Heritage
A house, in its own words
Laurel Bath House emerged from a shared frustration among its founders that the personal care space had grown predictable. Dave and Laura Teitelbaum, a husband-and-wife team, made the decision to build from the ground up without outside investment, bootstrapping the operation from inception. The name itself signals a playful ambition to claim territory in the bathroom, a room the brand treats as sacred real estate. Rather than entering the market with a safe, conventional lineup, the co-founders leaned into a sensibility that was openly irreverent, trusting that a specific tone could carve out loyal customers faster than broad appeal ever could. Early traction came through social media, where the brand's personality-forward approach resonated with consumers tired of the same language used by legacy men's grooming brands.

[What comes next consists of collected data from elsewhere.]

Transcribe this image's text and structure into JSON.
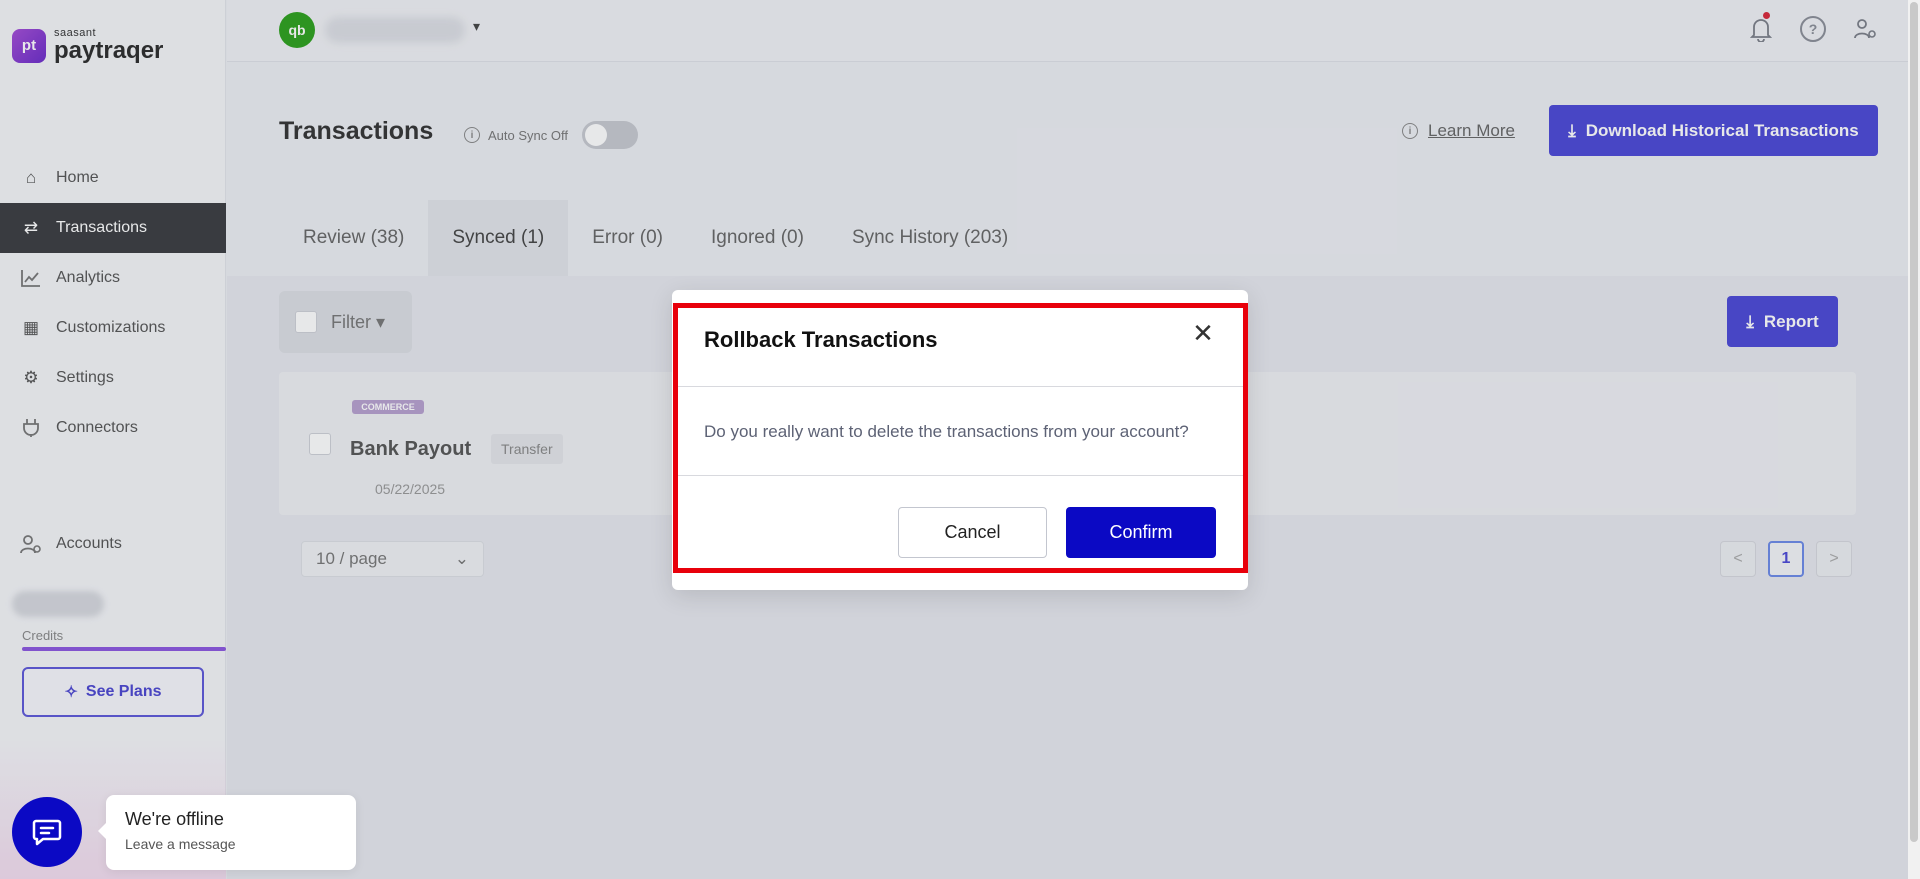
{
  "brand": {
    "small": "saasant",
    "name": "paytraqer",
    "mark": "pt"
  },
  "sidebar": {
    "items": [
      {
        "label": "Home",
        "icon": "home-icon",
        "glyph": "⌂"
      },
      {
        "label": "Transactions",
        "icon": "transfer-arrows-icon",
        "glyph": "⇄"
      },
      {
        "label": "Analytics",
        "icon": "line-chart-icon",
        "glyph": "📈"
      },
      {
        "label": "Customizations",
        "icon": "grid-icon",
        "glyph": "▦"
      },
      {
        "label": "Settings",
        "icon": "gear-icon",
        "glyph": "⚙"
      },
      {
        "label": "Connectors",
        "icon": "plug-icon",
        "glyph": "⏚"
      }
    ],
    "accounts_label": "Accounts",
    "credits_label": "Credits",
    "see_plans_label": "See Plans"
  },
  "topbar": {
    "qb_mark": "qb"
  },
  "header": {
    "title": "Transactions",
    "auto_sync_label": "Auto Sync Off",
    "auto_sync_on": false,
    "learn_more": "Learn More",
    "download_label": "Download Historical Transactions"
  },
  "tabs": [
    {
      "label": "Review (38)"
    },
    {
      "label": "Synced (1)",
      "active": true
    },
    {
      "label": "Error (0)"
    },
    {
      "label": "Ignored (0)"
    },
    {
      "label": "Sync History (203)"
    }
  ],
  "toolbar": {
    "filter_label": "Filter",
    "report_label": "Report"
  },
  "transaction": {
    "source_logo": "COMMERCE",
    "title": "Bank Payout",
    "badge": "Transfer",
    "date": "05/22/2025"
  },
  "pagination": {
    "page_size": "10 / page",
    "current_page": "1",
    "prev": "<",
    "next": ">"
  },
  "modal": {
    "title": "Rollback Transactions",
    "message": "Do you really want to delete the transactions from your account?",
    "cancel_label": "Cancel",
    "confirm_label": "Confirm",
    "highlight_color": "#e8000b"
  },
  "chat": {
    "title": "We're offline",
    "subtitle": "Leave a message"
  },
  "colors": {
    "primary": "#4b47d6",
    "confirm": "#0b09c4",
    "sidebar_active": "#3a3b3f"
  }
}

The company's growth trajectory, reportedly reaching $31,000 per month during its early phase, demonstrated that the fragrance market was responsive to founders who brought a distinct point of view rather than a heritage name or celebrity backing. Laurel Bath House represents a new-generation approach to personal care: digitally native, community-driven, and built on the conviction that the bathroom can be the center of a small daily transformation.
The philosophy at Laurel Bath House centers on the conviction that fragrance is personal before it is performative. The founders set out to build something that served the wearer rather than a notion of how a man or woman should smell. This manifests in a lineup that refuses conventional gender coding, with scents like E-Mochi and Banana Hammock carrying descriptions that invite anyone to engage. The brand treats fragrance as a form of self-expression with a sense of humor, a quality that separates it from the earnest, heritage-forward language common in the category. Clean formulation is treated as a baseline rather than a selling point, reflecting a belief that the industry had normalized ingredients that were worth questioning. The descriptive subtitles attached to each fragrance (Adaptive, Restoring, Grounding, Magnetic) suggest an approach that considers how a scent makes someone feel, not just how it is composed. Laurel Bath House operates with the assumption that the customer is intelligent, has a sense of humor, and is not looking for permission from a brand to smell a certain way.